While the Tsar is away with the Stavka (General Headquarters), political paralysis leaves the Russian capital helpless to stop a spiral into revolution and chaos. Yet his presence at the briefing today changes nothing about the conduct of the war at the front, either, for Alekseyev has done all the hard work of actual strategy. Nicholas merely listens, and nods, and assents to a plan marked by low ambitions. Local efforts around Riga and Dvinsk and Minsk — basically, the Russian positions north of the Pripet Marshes — are rebuilding the Army’s broken confidence; pioneers are expanding and improving the road network behind the front to speed the flow of men, supplies, and ammunition; communications are being improved, and more importantly, secured; in time, he believes, larger-scale offensives are still possible.

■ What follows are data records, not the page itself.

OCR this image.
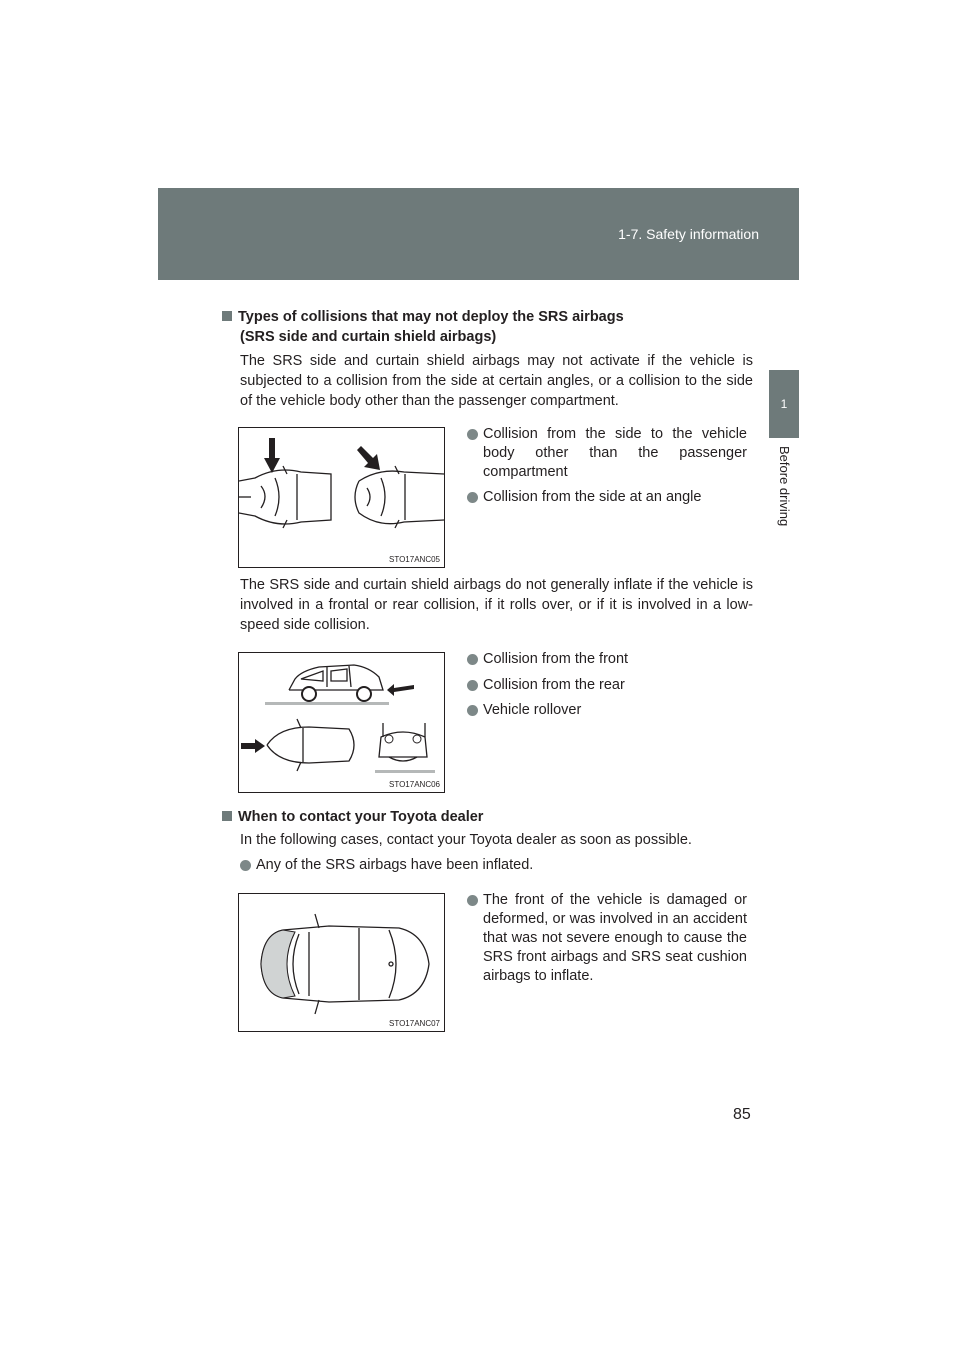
1-7. Safety information
1
Before driving
Types of collisions that may not deploy the SRS airbags
(SRS side and curtain shield airbags)
The SRS side and curtain shield airbags may not activate if the vehicle is subjected to a collision from the side at certain angles, or a collision to the side of the vehicle body other than the passenger compartment.
STO17ANC05
Collision from the side to the vehicle body other than the passenger compartment
Collision from the side at an angle
The SRS side and curtain shield airbags do not generally inflate if the vehicle is involved in a frontal or rear collision, if it rolls over, or if it is involved in a low-speed side collision.
STO17ANC06
Collision from the front
Collision from the rear
Vehicle rollover
When to contact your Toyota dealer
In the following cases, contact your Toyota dealer as soon as possible.
Any of the SRS airbags have been inflated.
STO17ANC07
The front of the vehicle is damaged or deformed, or was involved in an accident that was not severe enough to cause the SRS front airbags and SRS seat cushion airbags to inflate.
85
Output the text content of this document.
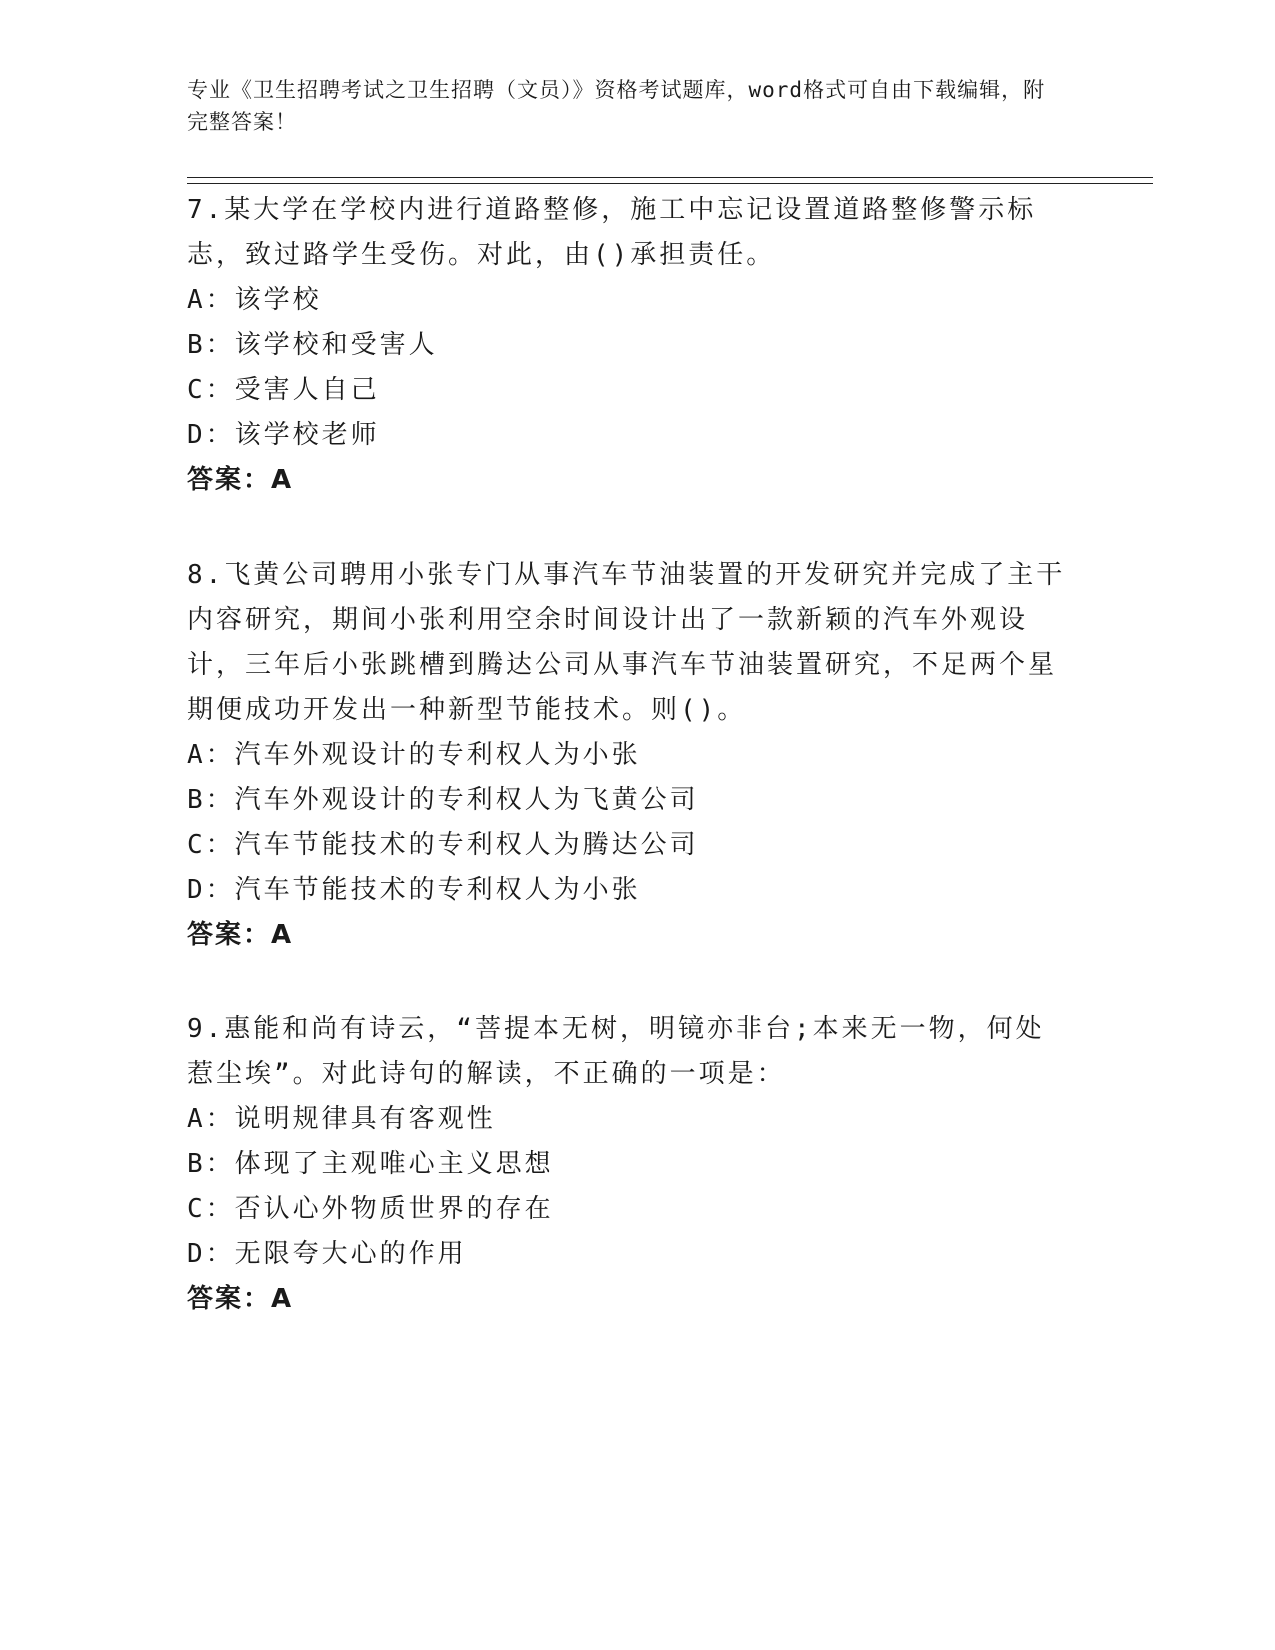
专业《卫生招聘考试之卫生招聘（文员）》资格考试题库，word格式可自由下载编辑，附完整答案！
7.某大学在学校内进行道路整修，施工中忘记设置道路整修警示标志，致过路学生受伤。对此，由()承担责任。
A：该学校
B：该学校和受害人
C：受害人自己
D：该学校老师
答案：A
8.飞黄公司聘用小张专门从事汽车节油装置的开发研究并完成了主干内容研究，期间小张利用空余时间设计出了一款新颖的汽车外观设计，三年后小张跳槽到腾达公司从事汽车节油装置研究，不足两个星期便成功开发出一种新型节能技术。则()。
A：汽车外观设计的专利权人为小张
B：汽车外观设计的专利权人为飞黄公司
C：汽车节能技术的专利权人为腾达公司
D：汽车节能技术的专利权人为小张
答案：A
9.惠能和尚有诗云，“菩提本无树，明镜亦非台;本来无一物，何处惹尘埃”。对此诗句的解读，不正确的一项是：
A：说明规律具有客观性
B：体现了主观唯心主义思想
C：否认心外物质世界的存在
D：无限夸大心的作用
答案：A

But Alekseyev is also jealous of resources, vetoing any grand strategic strokes to husband his strength against the Germans and Austro-Hungarians. His deep suspicion of tactical and technical innovation makes him the last person in Russia to solve the dilemma of the modern battlefield — or fix the patronage and nepotism and infighting that afflict the officer corps. Piecemeal actions cannot achieve victory in the time he has left. Alekseyev will remain the Tsar’s chief instrument of military policy until the bitter end, even as a cast of characters tumbles through the vacuum of power forming at the Russian capital. Corrupt to the core, the Russian state cannot change fast enough to win a war of attrition in 1916, and revolutionary forces are gaining all the time. So pessimistic that he suspends offensive actions altogether by 1917, Alekseyev will eventually be the one who must convince Nicholas to abdicate.
Despite its enormous size and inexhaustible resources, the Russian juggernaut is unable to muster the same material power as its enemies, falling short in production of all sorts of war machinery and weapons. Unable to entirely import their way out of these problems, Russia still lacks the industrial base necessary for sustaining an army on the new battlefield, and much of what it is making turns out to be ineffective. Ten months after the German Army’s first use of gas weapons in the eastern theater of war, the Zelinsky-Kummant gas mask has been designed, tested, and manufactured, with more than three million ordered and the first units receiving theirs by the end of September. Yet actual production is never sufficient to distribute them to every man in the field, while poor quality controls and the advance of chemical munitions technology render a rival design based on a coal mining breather ineffective, forcing its withdrawal from the front during 1916.
In Germany, which began the war with the world’s largest and most advanced chemical industry, scientist Fritz Haber has experienced no shortage of support. “I was one of the mightiest men in Germany,” Haber says after the war. “I was more than a great army commander, more than a captain of industry. I was the founder of industries; my work was essential for the economic and military expansion of Germany. All doors were open to me.” This month, he has opened the Central Office for Chemical Questions (Zenstrelle für Fragen der Chemie), which is renamed a year later to the Chemical Section. Yet for all his access and power, there are never more than ten officers and civilians in the unit, and never more than a thousand scientists, technicians, and ordnance men working on gas weapon programs at any given time. In fact, the business of choking men to death is being founded on Haber’s vast web of personal connections throughout the German chemical sector.
Russia never produces a chemical arsenal of its own, for there is no Russian chemical industry; and while Russia has scientists, her universities lack experts in gas physiology. Because the empire he serves is unfit to sustain a war he doesn’t really know how to wage, Alekseyev’s army will never achieve strategic or material superiority. The reasons are structural, and therefore too difficult to change.